Total staffing hours include time worked by all staff, including those responsible for administration and governance.
Enhancing technology infrastructure and systems
In 2016–17, we continued to enhance audit delivery through improved systems and processes. Technology achievements included:
- migrated all email to Office 365 to increase capacity and availability
- started the process to replace our on-premise data centre
- replaced our laptop fleet, including an upgrade to Windows 10 and 4G access for staff
- upgraded our Wi-Fi network to enhance security and speed
- implemented an enterprise service management platform to improve issue tracking and reporting across Corporate Services
- rolled out our bring your own device (BYOD) program for staff to use their personal mobile devices to access office resources
- engaged an external organisation to conduct a cyber security maturity review.
We also continued to meet compliance and operational stability requirements by:
- maintaining the ISO27001:2013 security standard
- maintaining systems availability above the target of 99 per cent
- delivering self-paced information security training
- enhancing our data centre monitoring capability
- conducting an external and Wi-Fi penetration test.
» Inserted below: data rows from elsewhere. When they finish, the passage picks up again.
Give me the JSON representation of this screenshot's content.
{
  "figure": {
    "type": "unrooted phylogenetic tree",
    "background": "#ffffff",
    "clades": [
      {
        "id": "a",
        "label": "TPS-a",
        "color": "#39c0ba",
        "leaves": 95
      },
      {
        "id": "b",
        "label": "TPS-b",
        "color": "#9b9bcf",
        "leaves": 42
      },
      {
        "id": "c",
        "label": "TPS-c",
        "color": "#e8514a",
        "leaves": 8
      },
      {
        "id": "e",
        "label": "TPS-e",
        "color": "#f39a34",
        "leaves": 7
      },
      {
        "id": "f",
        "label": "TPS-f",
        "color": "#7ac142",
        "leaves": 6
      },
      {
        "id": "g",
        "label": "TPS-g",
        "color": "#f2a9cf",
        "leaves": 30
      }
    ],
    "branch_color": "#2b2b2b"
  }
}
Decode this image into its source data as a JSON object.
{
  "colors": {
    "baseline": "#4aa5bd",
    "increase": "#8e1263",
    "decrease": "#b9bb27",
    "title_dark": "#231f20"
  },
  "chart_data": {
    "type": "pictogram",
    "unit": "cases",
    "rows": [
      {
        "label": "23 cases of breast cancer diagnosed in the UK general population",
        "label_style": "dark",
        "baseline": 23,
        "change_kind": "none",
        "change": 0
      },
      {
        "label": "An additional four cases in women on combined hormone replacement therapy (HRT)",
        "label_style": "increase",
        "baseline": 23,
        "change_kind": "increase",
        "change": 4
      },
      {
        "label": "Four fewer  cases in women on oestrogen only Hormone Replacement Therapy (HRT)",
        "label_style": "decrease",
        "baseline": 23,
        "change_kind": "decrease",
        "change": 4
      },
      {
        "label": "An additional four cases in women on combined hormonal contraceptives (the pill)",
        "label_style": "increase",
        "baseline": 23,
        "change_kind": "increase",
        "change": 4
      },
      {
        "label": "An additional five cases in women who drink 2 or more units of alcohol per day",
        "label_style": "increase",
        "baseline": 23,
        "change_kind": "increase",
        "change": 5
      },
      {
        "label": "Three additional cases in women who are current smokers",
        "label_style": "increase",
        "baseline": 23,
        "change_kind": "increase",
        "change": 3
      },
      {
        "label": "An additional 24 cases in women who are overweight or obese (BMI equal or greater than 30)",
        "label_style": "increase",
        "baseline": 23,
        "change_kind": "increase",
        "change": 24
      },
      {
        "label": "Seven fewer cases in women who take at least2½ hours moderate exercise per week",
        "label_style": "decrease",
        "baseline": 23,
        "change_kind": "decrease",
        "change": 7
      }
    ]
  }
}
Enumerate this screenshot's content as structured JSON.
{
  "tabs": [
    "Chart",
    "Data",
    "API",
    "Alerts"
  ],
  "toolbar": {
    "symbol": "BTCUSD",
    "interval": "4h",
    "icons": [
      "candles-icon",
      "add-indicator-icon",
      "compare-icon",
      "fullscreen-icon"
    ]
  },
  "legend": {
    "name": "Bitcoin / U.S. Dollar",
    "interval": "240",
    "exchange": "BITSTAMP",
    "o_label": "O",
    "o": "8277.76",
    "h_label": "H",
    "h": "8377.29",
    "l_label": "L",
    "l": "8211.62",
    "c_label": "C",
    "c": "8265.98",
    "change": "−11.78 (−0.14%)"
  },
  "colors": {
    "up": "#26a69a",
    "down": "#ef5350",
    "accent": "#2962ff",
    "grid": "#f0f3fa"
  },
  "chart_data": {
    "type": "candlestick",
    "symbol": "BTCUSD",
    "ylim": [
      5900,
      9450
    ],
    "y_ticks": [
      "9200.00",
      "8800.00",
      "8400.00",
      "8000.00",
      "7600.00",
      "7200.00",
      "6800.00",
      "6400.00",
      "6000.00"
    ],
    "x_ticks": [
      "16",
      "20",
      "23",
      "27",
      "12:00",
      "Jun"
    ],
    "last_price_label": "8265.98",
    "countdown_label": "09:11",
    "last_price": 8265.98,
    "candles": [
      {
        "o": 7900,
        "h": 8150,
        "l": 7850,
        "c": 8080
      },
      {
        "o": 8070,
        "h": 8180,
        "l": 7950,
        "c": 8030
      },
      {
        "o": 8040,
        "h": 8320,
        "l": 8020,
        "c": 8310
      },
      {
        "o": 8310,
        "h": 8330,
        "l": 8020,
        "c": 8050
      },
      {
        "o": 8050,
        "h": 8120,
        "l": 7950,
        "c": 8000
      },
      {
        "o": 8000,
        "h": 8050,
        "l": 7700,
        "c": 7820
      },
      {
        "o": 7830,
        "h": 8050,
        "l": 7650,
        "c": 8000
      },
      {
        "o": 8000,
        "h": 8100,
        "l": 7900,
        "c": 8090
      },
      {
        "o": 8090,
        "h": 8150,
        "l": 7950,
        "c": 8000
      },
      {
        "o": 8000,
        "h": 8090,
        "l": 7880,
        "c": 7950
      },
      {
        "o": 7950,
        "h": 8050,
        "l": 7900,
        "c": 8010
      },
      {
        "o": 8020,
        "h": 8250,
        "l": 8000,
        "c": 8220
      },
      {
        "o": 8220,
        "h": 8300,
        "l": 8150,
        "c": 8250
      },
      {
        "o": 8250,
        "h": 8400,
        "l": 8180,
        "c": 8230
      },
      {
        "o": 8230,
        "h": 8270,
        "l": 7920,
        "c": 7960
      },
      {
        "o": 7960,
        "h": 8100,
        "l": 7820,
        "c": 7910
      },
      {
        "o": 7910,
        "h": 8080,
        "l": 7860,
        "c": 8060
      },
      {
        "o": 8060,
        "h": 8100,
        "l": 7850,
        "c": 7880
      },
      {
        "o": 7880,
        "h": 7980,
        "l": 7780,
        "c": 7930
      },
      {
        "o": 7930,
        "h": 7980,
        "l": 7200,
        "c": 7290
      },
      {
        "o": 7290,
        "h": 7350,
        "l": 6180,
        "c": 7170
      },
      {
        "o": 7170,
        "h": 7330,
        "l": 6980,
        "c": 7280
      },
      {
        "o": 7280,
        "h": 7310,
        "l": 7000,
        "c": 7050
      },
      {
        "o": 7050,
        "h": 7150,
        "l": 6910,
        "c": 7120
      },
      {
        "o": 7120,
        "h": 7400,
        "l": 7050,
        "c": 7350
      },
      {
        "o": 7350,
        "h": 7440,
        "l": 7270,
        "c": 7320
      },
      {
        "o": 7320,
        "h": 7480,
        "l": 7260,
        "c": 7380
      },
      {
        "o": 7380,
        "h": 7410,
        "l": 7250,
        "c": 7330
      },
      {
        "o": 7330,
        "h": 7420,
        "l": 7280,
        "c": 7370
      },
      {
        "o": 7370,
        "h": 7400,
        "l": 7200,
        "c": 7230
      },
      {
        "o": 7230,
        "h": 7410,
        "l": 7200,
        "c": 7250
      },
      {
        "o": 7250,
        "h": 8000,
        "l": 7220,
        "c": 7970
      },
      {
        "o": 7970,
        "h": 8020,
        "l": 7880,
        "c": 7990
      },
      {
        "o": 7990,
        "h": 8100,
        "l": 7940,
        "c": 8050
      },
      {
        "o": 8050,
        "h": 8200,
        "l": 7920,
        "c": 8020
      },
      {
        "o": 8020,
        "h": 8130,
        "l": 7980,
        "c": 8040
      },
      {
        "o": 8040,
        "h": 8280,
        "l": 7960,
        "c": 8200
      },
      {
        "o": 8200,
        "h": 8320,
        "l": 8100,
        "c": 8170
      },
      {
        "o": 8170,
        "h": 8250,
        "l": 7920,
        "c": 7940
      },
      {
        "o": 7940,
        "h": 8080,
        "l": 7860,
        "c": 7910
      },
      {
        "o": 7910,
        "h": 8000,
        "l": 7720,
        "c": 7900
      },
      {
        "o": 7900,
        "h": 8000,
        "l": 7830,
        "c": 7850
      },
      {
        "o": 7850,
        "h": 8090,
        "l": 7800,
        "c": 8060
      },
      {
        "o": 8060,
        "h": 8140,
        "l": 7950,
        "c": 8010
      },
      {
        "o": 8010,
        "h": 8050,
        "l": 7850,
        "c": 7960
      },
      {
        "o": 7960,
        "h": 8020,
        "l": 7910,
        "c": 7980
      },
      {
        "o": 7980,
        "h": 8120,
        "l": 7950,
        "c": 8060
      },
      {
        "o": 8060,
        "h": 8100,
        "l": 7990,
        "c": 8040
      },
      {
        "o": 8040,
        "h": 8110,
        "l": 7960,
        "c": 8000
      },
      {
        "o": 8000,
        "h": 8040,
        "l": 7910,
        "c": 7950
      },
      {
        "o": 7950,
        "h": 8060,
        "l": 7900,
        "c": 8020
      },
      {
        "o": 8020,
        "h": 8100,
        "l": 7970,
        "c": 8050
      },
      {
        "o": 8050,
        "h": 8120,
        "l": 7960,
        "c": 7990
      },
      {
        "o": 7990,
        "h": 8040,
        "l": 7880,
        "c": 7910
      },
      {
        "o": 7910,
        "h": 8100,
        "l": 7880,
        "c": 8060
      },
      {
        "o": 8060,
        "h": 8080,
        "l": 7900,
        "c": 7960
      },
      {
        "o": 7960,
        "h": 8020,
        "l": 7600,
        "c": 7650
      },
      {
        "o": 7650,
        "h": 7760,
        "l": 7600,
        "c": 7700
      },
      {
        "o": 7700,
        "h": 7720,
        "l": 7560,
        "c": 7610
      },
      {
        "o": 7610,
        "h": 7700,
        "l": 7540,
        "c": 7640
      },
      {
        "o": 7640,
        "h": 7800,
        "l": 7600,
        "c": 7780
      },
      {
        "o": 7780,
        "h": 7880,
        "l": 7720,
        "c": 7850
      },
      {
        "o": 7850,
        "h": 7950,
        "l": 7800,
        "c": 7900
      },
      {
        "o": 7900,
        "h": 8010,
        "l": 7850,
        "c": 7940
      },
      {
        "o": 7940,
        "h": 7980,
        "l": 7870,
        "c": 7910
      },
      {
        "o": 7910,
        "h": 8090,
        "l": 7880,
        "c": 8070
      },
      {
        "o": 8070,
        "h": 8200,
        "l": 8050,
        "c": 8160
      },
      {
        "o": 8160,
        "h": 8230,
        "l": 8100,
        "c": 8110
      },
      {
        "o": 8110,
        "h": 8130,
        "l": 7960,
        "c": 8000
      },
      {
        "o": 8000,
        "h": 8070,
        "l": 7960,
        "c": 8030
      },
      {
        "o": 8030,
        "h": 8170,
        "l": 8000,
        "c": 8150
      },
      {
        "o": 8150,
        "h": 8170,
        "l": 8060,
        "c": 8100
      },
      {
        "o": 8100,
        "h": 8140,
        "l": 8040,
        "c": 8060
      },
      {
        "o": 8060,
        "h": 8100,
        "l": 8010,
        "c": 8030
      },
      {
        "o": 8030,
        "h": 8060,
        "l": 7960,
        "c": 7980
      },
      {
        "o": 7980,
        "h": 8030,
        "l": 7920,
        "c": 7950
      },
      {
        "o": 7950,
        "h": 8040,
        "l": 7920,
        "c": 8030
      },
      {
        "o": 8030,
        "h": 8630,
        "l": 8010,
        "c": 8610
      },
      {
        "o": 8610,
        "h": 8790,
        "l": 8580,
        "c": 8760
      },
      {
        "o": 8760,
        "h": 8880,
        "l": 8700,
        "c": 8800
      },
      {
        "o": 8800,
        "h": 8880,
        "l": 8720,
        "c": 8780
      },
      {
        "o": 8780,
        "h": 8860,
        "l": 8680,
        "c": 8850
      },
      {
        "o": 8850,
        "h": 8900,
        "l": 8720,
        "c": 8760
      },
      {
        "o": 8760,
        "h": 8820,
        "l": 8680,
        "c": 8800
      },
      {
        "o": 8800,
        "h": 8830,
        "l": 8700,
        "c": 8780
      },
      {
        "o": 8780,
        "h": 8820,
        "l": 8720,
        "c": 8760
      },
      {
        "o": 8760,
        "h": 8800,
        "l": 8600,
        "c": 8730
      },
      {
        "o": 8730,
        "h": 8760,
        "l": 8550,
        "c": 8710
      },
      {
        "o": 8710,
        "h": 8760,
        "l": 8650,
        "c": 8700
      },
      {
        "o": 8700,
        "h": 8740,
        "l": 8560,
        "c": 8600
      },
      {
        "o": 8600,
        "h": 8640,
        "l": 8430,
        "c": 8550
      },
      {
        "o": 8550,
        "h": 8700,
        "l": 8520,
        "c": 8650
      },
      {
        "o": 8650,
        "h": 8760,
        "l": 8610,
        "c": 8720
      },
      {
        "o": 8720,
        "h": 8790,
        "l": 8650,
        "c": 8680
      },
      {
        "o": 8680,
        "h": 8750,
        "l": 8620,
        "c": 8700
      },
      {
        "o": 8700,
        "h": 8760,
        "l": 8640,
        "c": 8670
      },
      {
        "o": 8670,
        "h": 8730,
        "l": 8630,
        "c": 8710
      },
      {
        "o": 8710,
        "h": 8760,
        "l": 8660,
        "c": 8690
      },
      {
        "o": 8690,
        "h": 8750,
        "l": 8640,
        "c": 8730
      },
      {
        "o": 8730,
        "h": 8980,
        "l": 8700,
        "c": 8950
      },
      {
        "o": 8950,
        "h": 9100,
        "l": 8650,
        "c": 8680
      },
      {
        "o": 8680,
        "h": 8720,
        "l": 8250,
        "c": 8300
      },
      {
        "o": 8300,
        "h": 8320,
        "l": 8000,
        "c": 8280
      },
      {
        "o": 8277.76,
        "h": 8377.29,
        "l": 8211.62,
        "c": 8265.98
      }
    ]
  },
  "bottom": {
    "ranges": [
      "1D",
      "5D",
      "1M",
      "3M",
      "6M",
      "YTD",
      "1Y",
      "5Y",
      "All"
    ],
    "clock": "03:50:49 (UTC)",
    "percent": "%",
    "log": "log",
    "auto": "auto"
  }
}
Embedding our performance management framework
The performance, behaviour and conduct of our employees are integral to our success. The Audit Office promotes a transparent performance management approach that aligns personal goals and individual development with the Audit Office strategy and vision.
In 2016–17, we continued embedding our performance management framework by:
- cascading the Audit Office strategic plan down into branch plans and individual performance agreements
- strengthening our performance management process, including performance conversations, two-way feedback and the link between performance and remuneration
- completing the implementation of the MiCareer human capital management system
- ensuring 100 per cent of staff have performance agreements in place.
Fair and responsible remuneration
Our approach to remuneration is focused on being procedurally fair and fiscally responsible, and in line with the NSW Government’s wages policy.
Employee performance is assessed twice annually through a mid-year and end-year performance assessment. The results of the performance assessment are moderated across branches through leadership collaboration sessions. Employee remuneration is then assessed once per year immediately following the end-year performance assessment.
The Remuneration Committee met twice during 2016–17 to consider auditor progression and the end-year remuneration review. The committee reviews recommendations to the Auditor-General on the application of the Audit Office’s remuneration policies and practices. These recommendations have improved the remuneration assessment process.
The year ahead
In 2017–18, we will continue to:
- improve our performance management framework
- cascade the updated Audit Office strategic plan to branch plans and individual performance agreements
- ensure our approach to remuneration remains procedurally fair and fiscally responsible, and in line with the NSW Government’s wages policy.